On Wed, Oct 11, 2023 at 4:57 PM T.J. Mercier <tjmercier@xxxxxxxxxx> wrote:
>
> On Tue, Oct 10, 2023 at 10:14 AM T.J. Mercier <tjmercier@xxxxxxxxxx> wrote:
> >
> > On Tue, Oct 10, 2023 at 9:31 AM Michal Koutný <mkoutny@xxxxxxxx> wrote:
> > >
> > > On Fri, Oct 06, 2023 at 11:37:19AM -0700, "T.J. Mercier" <tjmercier@xxxxxxxxxx> wrote:
> > > > I suppose it's also possible there is PID reuse by the same app,
> > > > causing the cgroup to become repopulated at the same time as a kill,
> > > > but that seems extremely unlikely. Plus, at the point where these
> > > > kills are occurring we shouldn't normally be simultaneously launching
> > > > new processes for the app. Similarly if a process forks right before
> > > > it is killed, maybe it doesn't show up in cgroup.procs until after
> > > > we've observed it to be empty?
> > >
> > > Something like this:
> > >
> > >                                                         kill (before)
> > > cgroup_fork
> > > cgroup_can_fork .. begin(threadgroup_rwsem)
> > > tasklist_lock
> > > fatal_signal_pending -> cgroup_cancel_fork              kill (mid)
> > > tasklist_unlock
> > >                                                         seq_start,
> > >                                                         seq_next...
> > >
> > > cgroup_post_fork  .. end(threadgroup_rwsem)
> > >                                                         kill (after)
> > >
> > > Only the third option `kill (after)` means the child would end up on the
> > > css_set list. But that would mean the reader squeezed before
> > > cgroup_post_fork() would still see the parent.
> > > (I.e. I don't see the kill/fork race could skew the listed procs.)
> > >
> > So here is a trace from a phone where the kills happen (~100ms) after
> > the forks. All but one of the children die before we read cgroup.procs
> > for the first time, and cgroup.procs is not empty. 5ms later we read
> > again and cgroup.procs is empty, but the last child still hasn't
> > exited. So it makes sense that the cset from that last child is still
> > on the list.
> > https://pastebin.com/raw/tnHhnZBE
> >
> Collected a bit more info. It's before exit_mm that the process
> disappears from cgroup.procs, but the delay to populated=0 seems to be
> exacerbated by CPU contention during this time. What's weird is that I
> can see the task blocking the rmdir on cgrp->cset_links->cset->tasks
> inside of cgroup_destroy_locked when the rmdir is attempted, so I
> don't understand why it doesn't show up when iterating tasks for
> cgroup.procs.
>
> I'm going to be out until next Wednesday when I'll look some more.

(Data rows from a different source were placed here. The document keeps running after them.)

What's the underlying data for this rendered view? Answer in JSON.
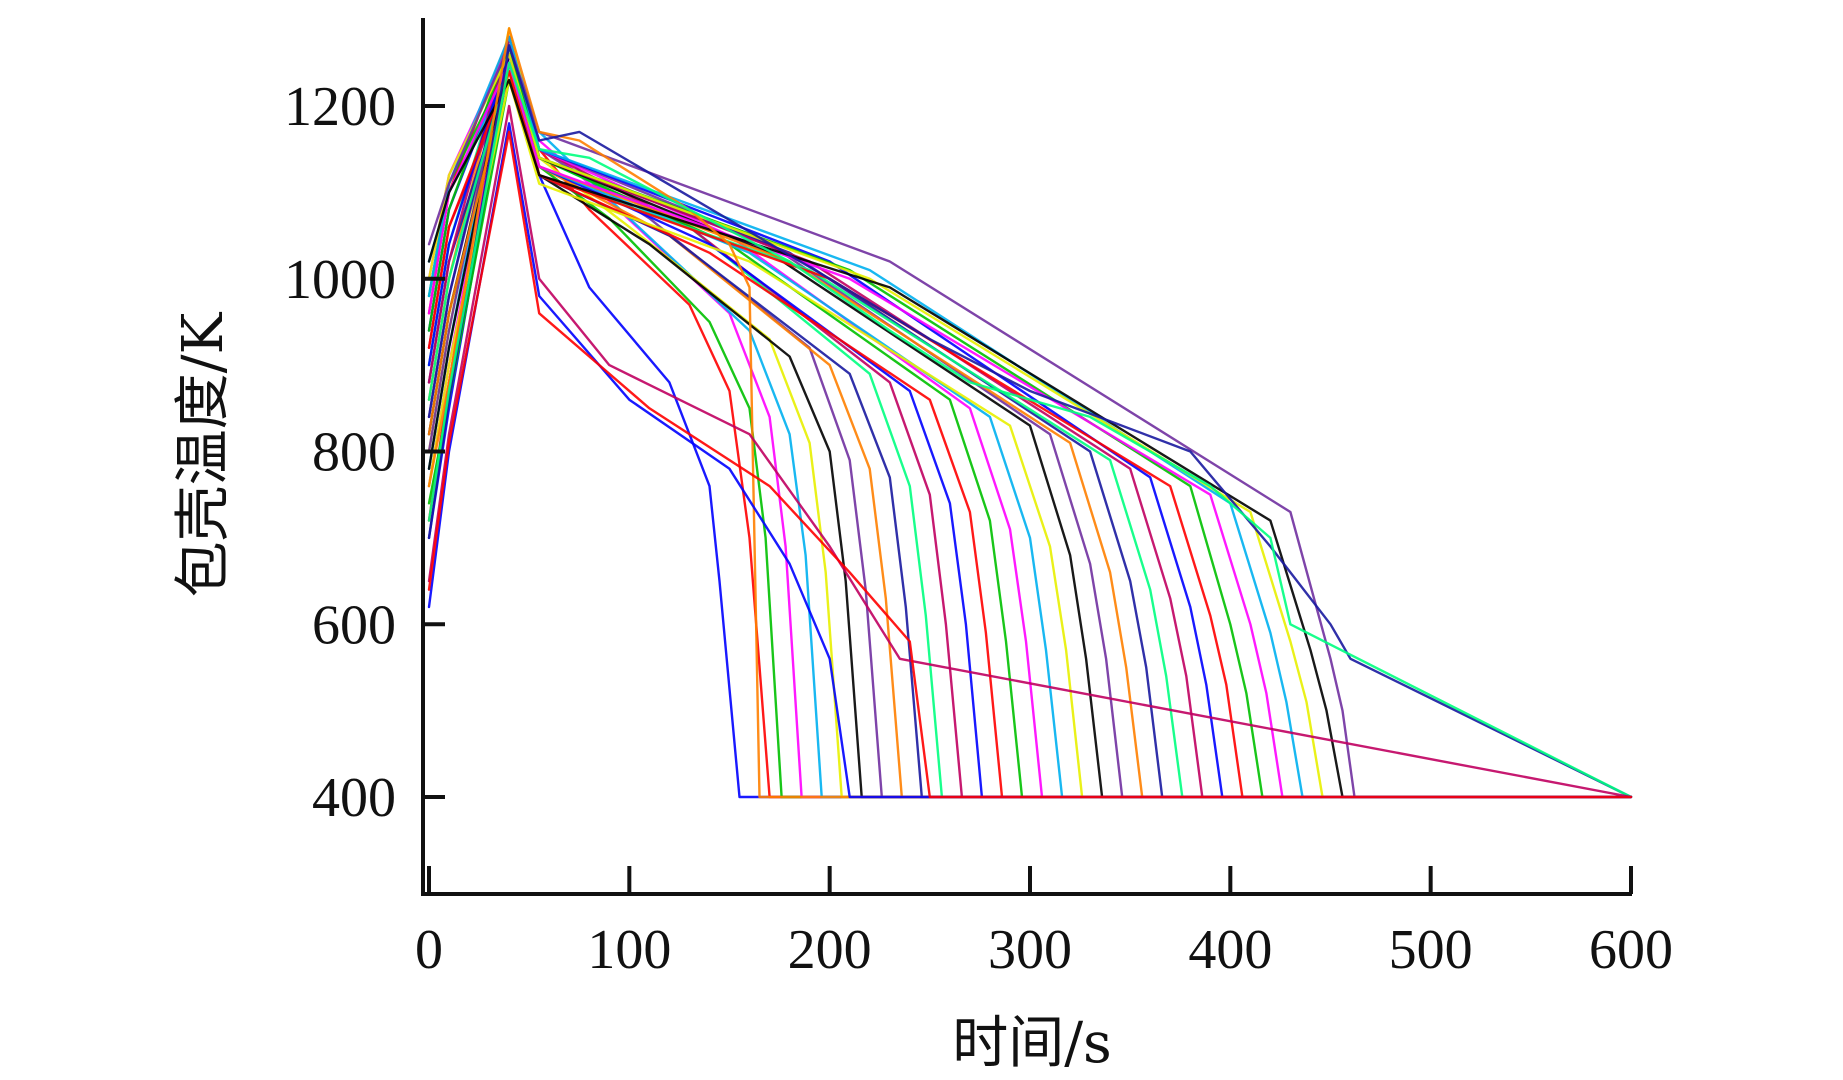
{
  "chart_data": {
    "type": "line",
    "title": "",
    "xlabel": "时间/s",
    "ylabel": "包壳温度/K",
    "xlim": [
      0,
      600
    ],
    "ylim": [
      300,
      1300
    ],
    "x_ticks": [
      0,
      100,
      200,
      300,
      400,
      500,
      600
    ],
    "y_ticks": [
      400,
      600,
      800,
      1000,
      1200
    ],
    "x_tick_labels": [
      "0",
      "100",
      "200",
      "300",
      "400",
      "500",
      "600"
    ],
    "y_tick_labels": [
      "400",
      "600",
      "800",
      "1000",
      "1200"
    ],
    "grid": false,
    "legend": "none",
    "palette": [
      "#0000ff",
      "#ff0000",
      "#00c000",
      "#ff00ff",
      "#00b0f0",
      "#e8f000",
      "#000000",
      "#7030a0",
      "#ff8000",
      "#1a1aa0",
      "#00ff80",
      "#c00060"
    ],
    "series": [
      {
        "x": [
          0,
          10,
          40,
          55,
          80,
          120,
          140,
          145,
          155,
          600
        ],
        "y": [
          700,
          850,
          1250,
          1120,
          990,
          880,
          760,
          650,
          400,
          400
        ]
      },
      {
        "x": [
          0,
          10,
          40,
          55,
          80,
          130,
          150,
          160,
          170,
          600
        ],
        "y": [
          720,
          880,
          1270,
          1150,
          1080,
          970,
          870,
          700,
          400,
          400
        ]
      },
      {
        "x": [
          0,
          10,
          40,
          55,
          90,
          140,
          160,
          168,
          176,
          600
        ],
        "y": [
          740,
          860,
          1230,
          1130,
          1070,
          950,
          850,
          700,
          400,
          400
        ]
      },
      {
        "x": [
          0,
          10,
          40,
          55,
          90,
          150,
          170,
          178,
          186,
          600
        ],
        "y": [
          760,
          900,
          1260,
          1160,
          1090,
          960,
          840,
          690,
          400,
          400
        ]
      },
      {
        "x": [
          0,
          10,
          40,
          55,
          100,
          160,
          180,
          188,
          196,
          600
        ],
        "y": [
          780,
          920,
          1280,
          1170,
          1070,
          940,
          820,
          680,
          400,
          400
        ]
      },
      {
        "x": [
          0,
          10,
          40,
          55,
          100,
          170,
          190,
          198,
          206,
          600
        ],
        "y": [
          800,
          940,
          1290,
          1140,
          1060,
          930,
          810,
          660,
          400,
          400
        ]
      },
      {
        "x": [
          0,
          10,
          40,
          55,
          110,
          180,
          200,
          208,
          216,
          600
        ],
        "y": [
          820,
          960,
          1250,
          1120,
          1040,
          910,
          800,
          650,
          400,
          400
        ]
      },
      {
        "x": [
          0,
          10,
          40,
          55,
          110,
          190,
          210,
          218,
          226,
          600
        ],
        "y": [
          840,
          980,
          1260,
          1150,
          1070,
          920,
          790,
          640,
          400,
          400
        ]
      },
      {
        "x": [
          0,
          10,
          40,
          55,
          120,
          200,
          220,
          228,
          236,
          600
        ],
        "y": [
          860,
          1000,
          1280,
          1130,
          1050,
          900,
          780,
          630,
          400,
          400
        ]
      },
      {
        "x": [
          0,
          10,
          40,
          55,
          120,
          210,
          230,
          238,
          246,
          600
        ],
        "y": [
          880,
          1020,
          1240,
          1120,
          1050,
          890,
          770,
          620,
          400,
          400
        ]
      },
      {
        "x": [
          0,
          10,
          40,
          55,
          130,
          220,
          240,
          248,
          256,
          600
        ],
        "y": [
          900,
          1040,
          1270,
          1140,
          1060,
          890,
          760,
          610,
          400,
          400
        ]
      },
      {
        "x": [
          0,
          10,
          40,
          55,
          130,
          230,
          250,
          258,
          266,
          600
        ],
        "y": [
          920,
          1060,
          1230,
          1150,
          1060,
          880,
          750,
          600,
          400,
          400
        ]
      },
      {
        "x": [
          0,
          10,
          40,
          55,
          140,
          240,
          260,
          268,
          276,
          600
        ],
        "y": [
          940,
          1080,
          1260,
          1130,
          1040,
          870,
          740,
          600,
          400,
          400
        ]
      },
      {
        "x": [
          0,
          10,
          40,
          55,
          140,
          250,
          270,
          278,
          286,
          600
        ],
        "y": [
          960,
          1100,
          1280,
          1120,
          1030,
          860,
          730,
          590,
          400,
          400
        ]
      },
      {
        "x": [
          0,
          10,
          40,
          55,
          150,
          260,
          280,
          288,
          296,
          600
        ],
        "y": [
          980,
          1110,
          1250,
          1140,
          1040,
          860,
          720,
          580,
          400,
          400
        ]
      },
      {
        "x": [
          0,
          10,
          40,
          55,
          150,
          270,
          290,
          298,
          306,
          600
        ],
        "y": [
          1000,
          1120,
          1270,
          1150,
          1050,
          850,
          710,
          580,
          400,
          400
        ]
      },
      {
        "x": [
          0,
          10,
          40,
          55,
          160,
          280,
          300,
          308,
          316,
          600
        ],
        "y": [
          1020,
          1100,
          1240,
          1130,
          1030,
          840,
          700,
          570,
          400,
          400
        ]
      },
      {
        "x": [
          0,
          10,
          40,
          55,
          160,
          290,
          310,
          318,
          326,
          600
        ],
        "y": [
          760,
          900,
          1230,
          1110,
          1020,
          830,
          690,
          570,
          400,
          400
        ]
      },
      {
        "x": [
          0,
          10,
          40,
          55,
          170,
          300,
          320,
          328,
          336,
          600
        ],
        "y": [
          780,
          920,
          1260,
          1140,
          1030,
          830,
          680,
          560,
          400,
          400
        ]
      },
      {
        "x": [
          0,
          10,
          40,
          55,
          170,
          310,
          330,
          338,
          346,
          600
        ],
        "y": [
          800,
          940,
          1280,
          1150,
          1040,
          820,
          670,
          560,
          400,
          400
        ]
      },
      {
        "x": [
          0,
          10,
          40,
          55,
          180,
          320,
          340,
          348,
          356,
          600
        ],
        "y": [
          820,
          960,
          1240,
          1130,
          1020,
          810,
          660,
          550,
          400,
          400
        ]
      },
      {
        "x": [
          0,
          10,
          40,
          55,
          180,
          330,
          350,
          358,
          366,
          600
        ],
        "y": [
          840,
          980,
          1270,
          1140,
          1030,
          800,
          650,
          550,
          400,
          400
        ]
      },
      {
        "x": [
          0,
          10,
          40,
          55,
          190,
          340,
          360,
          368,
          376,
          600
        ],
        "y": [
          860,
          1000,
          1250,
          1120,
          1010,
          790,
          640,
          540,
          400,
          400
        ]
      },
      {
        "x": [
          0,
          10,
          40,
          55,
          190,
          350,
          370,
          378,
          386,
          600
        ],
        "y": [
          880,
          1020,
          1280,
          1140,
          1020,
          780,
          630,
          540,
          400,
          400
        ]
      },
      {
        "x": [
          0,
          10,
          40,
          55,
          200,
          360,
          380,
          388,
          396,
          600
        ],
        "y": [
          900,
          1040,
          1260,
          1150,
          1020,
          770,
          620,
          530,
          400,
          400
        ]
      },
      {
        "x": [
          0,
          10,
          40,
          55,
          200,
          370,
          390,
          398,
          406,
          600
        ],
        "y": [
          920,
          1060,
          1240,
          1120,
          1000,
          760,
          610,
          530,
          400,
          400
        ]
      },
      {
        "x": [
          0,
          10,
          40,
          55,
          210,
          380,
          400,
          408,
          416,
          600
        ],
        "y": [
          940,
          1080,
          1270,
          1140,
          1010,
          760,
          600,
          520,
          400,
          400
        ]
      },
      {
        "x": [
          0,
          10,
          40,
          55,
          210,
          390,
          410,
          418,
          426,
          600
        ],
        "y": [
          960,
          1100,
          1250,
          1130,
          1000,
          750,
          600,
          520,
          400,
          400
        ]
      },
      {
        "x": [
          0,
          10,
          40,
          55,
          220,
          400,
          420,
          428,
          436,
          600
        ],
        "y": [
          980,
          1110,
          1280,
          1150,
          1010,
          740,
          590,
          510,
          400,
          400
        ]
      },
      {
        "x": [
          0,
          10,
          40,
          55,
          220,
          410,
          430,
          438,
          446,
          600
        ],
        "y": [
          1000,
          1120,
          1260,
          1140,
          1000,
          730,
          580,
          510,
          400,
          400
        ]
      },
      {
        "x": [
          0,
          10,
          40,
          55,
          230,
          420,
          440,
          448,
          456,
          600
        ],
        "y": [
          1020,
          1100,
          1230,
          1120,
          990,
          720,
          570,
          500,
          400,
          400
        ]
      },
      {
        "x": [
          0,
          10,
          40,
          55,
          230,
          430,
          450,
          456,
          462,
          600
        ],
        "y": [
          1040,
          1110,
          1270,
          1170,
          1020,
          730,
          560,
          500,
          400,
          400
        ]
      },
      {
        "x": [
          0,
          10,
          40,
          55,
          75,
          130,
          150,
          160,
          165,
          600
        ],
        "y": [
          760,
          880,
          1290,
          1170,
          1160,
          1080,
          1040,
          990,
          400,
          400
        ]
      },
      {
        "x": [
          0,
          10,
          40,
          55,
          75,
          200,
          250,
          300,
          380,
          420,
          450,
          460,
          600
        ],
        "y": [
          700,
          860,
          1270,
          1160,
          1170,
          1000,
          930,
          870,
          800,
          690,
          600,
          560,
          400
        ]
      },
      {
        "x": [
          0,
          10,
          40,
          55,
          80,
          180,
          230,
          270,
          330,
          390,
          420,
          430,
          600
        ],
        "y": [
          720,
          870,
          1250,
          1150,
          1140,
          1020,
          940,
          880,
          840,
          760,
          700,
          600,
          400
        ]
      },
      {
        "x": [
          0,
          10,
          40,
          55,
          90,
          160,
          200,
          235,
          600
        ],
        "y": [
          650,
          820,
          1200,
          1000,
          900,
          820,
          690,
          560,
          400
        ]
      },
      {
        "x": [
          0,
          10,
          40,
          55,
          100,
          150,
          180,
          200,
          210,
          600
        ],
        "y": [
          620,
          800,
          1180,
          980,
          860,
          780,
          670,
          560,
          400,
          400
        ]
      },
      {
        "x": [
          0,
          10,
          40,
          55,
          110,
          170,
          210,
          240,
          250,
          600
        ],
        "y": [
          640,
          810,
          1170,
          960,
          850,
          760,
          660,
          580,
          400,
          400
        ]
      }
    ]
  }
}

Back on this and pretty sure I discovered what's happening. For
processes with multiple threads where each thread has reached
atomic_dec_and_test(&tsk->signal->live) in do_exit (but not all have
reached cgroup_exit yet), subsequent reads of cgroup.procs will skip
over the process with not-yet-fully-exited thread group members
because the read of task->signal->live evaluates to 0 here in
css_task_iter_advance:
https://git.kernel.org/pub/scm/linux/kernel/git/torvalds/linux.git/tree/kernel/cgroup/cgroup.c?h=v6.5#n4869

But the cgroup is not removable yet because cgroup_exit hasn't been
called for all tasks.

Since all tasks have been signaled in this case and we're just waiting
for the exits to complete, I think it should be possible to turn the
cgroup into a zombie on rmdir with the current behavior of
cgroup.procs.

Or if we change cgroup.procs to continue showing the thread group
leader until all threads have finished exiting, we'd still probably
have to change our userspace to accommodate the longer kill times
exceeding our timeouts. So I'm going to change our userspace anyway as
suggested by Tejun. But I'd be interested to hear what folks think
about the potential kernel solutions as well.

Thanks,
T.J.